林年站起身,目光穿過大廳,望向了城中一處安靜的院落。
“公輸彥,你和青鸞繼續研究那枚徽章,試著解析黑火的能量構造。其他人,加固城防,整頓軍隊,隨時準備再戰。”
“我去去就來。”
……
沙國公主紮拉的臨時住處。
自從來到雍城,紮拉便很少出門。她看著這座城市在林年的掌控下變成一座戰爭堡壘,心情複雜。

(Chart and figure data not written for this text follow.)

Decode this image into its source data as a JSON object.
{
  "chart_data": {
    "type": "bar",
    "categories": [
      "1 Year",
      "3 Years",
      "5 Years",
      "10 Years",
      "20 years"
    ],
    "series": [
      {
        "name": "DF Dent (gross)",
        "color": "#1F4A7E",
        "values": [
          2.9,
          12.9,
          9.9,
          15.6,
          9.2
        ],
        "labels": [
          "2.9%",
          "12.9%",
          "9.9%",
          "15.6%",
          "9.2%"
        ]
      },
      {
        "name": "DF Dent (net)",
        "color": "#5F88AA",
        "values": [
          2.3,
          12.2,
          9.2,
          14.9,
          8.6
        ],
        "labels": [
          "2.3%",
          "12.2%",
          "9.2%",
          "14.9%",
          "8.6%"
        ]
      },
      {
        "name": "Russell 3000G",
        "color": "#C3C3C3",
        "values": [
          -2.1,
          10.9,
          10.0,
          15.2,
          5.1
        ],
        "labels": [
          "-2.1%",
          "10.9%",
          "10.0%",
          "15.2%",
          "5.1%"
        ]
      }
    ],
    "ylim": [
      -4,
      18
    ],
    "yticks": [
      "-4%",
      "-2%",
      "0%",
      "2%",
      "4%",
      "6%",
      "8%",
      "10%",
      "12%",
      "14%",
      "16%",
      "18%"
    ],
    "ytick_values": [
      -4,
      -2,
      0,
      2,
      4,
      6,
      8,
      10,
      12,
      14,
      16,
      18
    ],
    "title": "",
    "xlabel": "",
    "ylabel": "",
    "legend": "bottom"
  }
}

她驚歎林年的手段和魄力,又為自己故國的弱小而感到悲哀。
房門被推開,林年徑直走了進來。
紮拉抬起頭,看著這個沒被打招呼就進來的男人,碧色的眼眸中帶著一絲警惕。
“林侯爺,深夜來訪,有什麼事?”
林年沒有廢話,直接說。
“我要沙國王室對抗‘太陽神教’的核心機密。”
紮拉的瞳孔猛地一縮。
林年盯著她的眼睛,一字一句的說:“引火之術。”
轟!
紮拉的大腦一片空白,她猛地從椅子上站起,臉色變得慘白,然後感到憤怒。
“不可能!”
她直接拒絕,聲音因為激動而有些顫抖。
“引火之術是我沙國王室最後的尊嚴,是流淌在曆代先王血脈中的傳承!它不是可以交易的東西!”
紮拉緊緊攥著拳,驕傲的抬起頭。
“林年,我感激你收留我的子民,但我絕不會用我族的信仰與血脈秘密,來換取你的庇護!”
“你錯了。”林年看著她,眼神平靜。
“我隻告訴你一個事實。黑日教的審判者已經出現在北境,他們的力量,你也見識過。沒有引火之術,我的天火計劃就有巨大的問題。”
“一旦防線被破,雍城會變成死城,你和你那些子民,也會成為黑日教淨化的物件。”
“尊嚴不能讓你複國。”
林年的聲音冷酷而直接。
“但力量,可以。”
他向前一步,看著紮拉的眼睛。
“交出引火之術,我幫你奪回王國。不然,你就帶著你的王室尊嚴,和你的子民一起,死在這場戰爭裡。”